Wenn ich mal eine gewisse Zeit Urlaub habe und mich voll und ganz auf meine Kinder konzentrieren kann, merke ich erst, wie viele Gedanken rund um den Job tagtäglich in meinem Kopf kreisen. Die Medienwelt ist enorm schnelllebig und wenn es heute nicht veröffentlicht wird, ist es morgen möglicherweise schon zu spät. Auch wenn Taekwondo weiterhin eine Randsportart ist, ist der Anspruch der Community hoch und wächst stetig. Da muss ich performen und abliefern, ähnlich wie damals auf der Fläche, um den Ansprüchen gerecht zu werden.

Anspruch der Community hoch

Diese Doppelbelastung zu meistern geht nur dank des Verständnisses und der Unterstützung meines Mannes. Für ihn ist es selbstverständlich, dass auch er mal einige Tage mit den Kindern allein ist, wenn ich das Nationalteam bei einer WM oder anderen wichtigen Turnieren begleite. Bei vielen stößt es noch auf große Bewunderung, dass ein Vater allein mit seinen drei Kindern bleibt, während die Mutter beruflich mehrere Tage unterwegs ist. Doch für uns ist dies völlig normal und zeigt mir den größten Wert an Anerkennung, die ein Mann seiner Frau für ihren Beruf geben kann.

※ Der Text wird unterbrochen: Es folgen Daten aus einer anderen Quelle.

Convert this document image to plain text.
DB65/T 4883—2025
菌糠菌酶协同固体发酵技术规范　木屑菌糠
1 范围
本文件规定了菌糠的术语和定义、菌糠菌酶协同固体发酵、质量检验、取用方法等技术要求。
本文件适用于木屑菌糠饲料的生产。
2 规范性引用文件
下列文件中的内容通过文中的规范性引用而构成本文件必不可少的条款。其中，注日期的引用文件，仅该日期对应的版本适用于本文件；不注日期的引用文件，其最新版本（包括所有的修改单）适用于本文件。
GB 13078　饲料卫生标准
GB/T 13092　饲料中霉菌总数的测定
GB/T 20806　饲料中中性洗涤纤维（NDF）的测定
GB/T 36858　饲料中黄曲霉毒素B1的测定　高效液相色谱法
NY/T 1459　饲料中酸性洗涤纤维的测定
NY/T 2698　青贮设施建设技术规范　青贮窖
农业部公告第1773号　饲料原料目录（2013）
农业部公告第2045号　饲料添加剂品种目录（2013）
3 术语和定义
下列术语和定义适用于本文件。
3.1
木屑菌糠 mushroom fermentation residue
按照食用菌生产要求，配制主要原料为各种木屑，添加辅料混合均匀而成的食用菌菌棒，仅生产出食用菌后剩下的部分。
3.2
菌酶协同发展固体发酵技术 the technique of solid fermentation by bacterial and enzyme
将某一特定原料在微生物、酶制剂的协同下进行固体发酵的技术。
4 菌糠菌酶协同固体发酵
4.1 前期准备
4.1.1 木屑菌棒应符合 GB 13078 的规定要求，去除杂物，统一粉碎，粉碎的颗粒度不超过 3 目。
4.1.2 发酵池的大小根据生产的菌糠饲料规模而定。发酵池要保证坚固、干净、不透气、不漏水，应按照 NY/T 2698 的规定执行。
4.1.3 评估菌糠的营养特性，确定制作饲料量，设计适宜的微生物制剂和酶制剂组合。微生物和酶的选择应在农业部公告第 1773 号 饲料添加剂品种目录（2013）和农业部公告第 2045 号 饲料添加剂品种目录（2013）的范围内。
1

Durch meinen damaligen und heutigen Beruf spüren meine Kinder schon in jungen Jahren die Besonderheit der Olympischen Spiele. Nur wenige Kinder können sagen, dass ihre Mutter eine Olympia-Medaillengewinnerin ist. Vor allem mein ältester Sohn Jonas, der voll und ganz dem Skirennsport verfallen ist, kann diese Medaille und den Erfolg schon sehr gut einordnen. Erst kürzlich sagte er zu mir, dass er mit mir nach Paris zu den Olympischen Spielen fahren will. Es ist schön, wenn man seine eigene Passion in den Träumen der Kinder wiederfindet und man versucht, ihnen diesen Weg zu ermöglichen. Denn nach allem, was ich im Sport und im Leben danach erlebt habe, ist es ein ungeheures Privileg Spitzensportler für Deutschland zu sein und sein Hobby als Beruf ausüben zu können.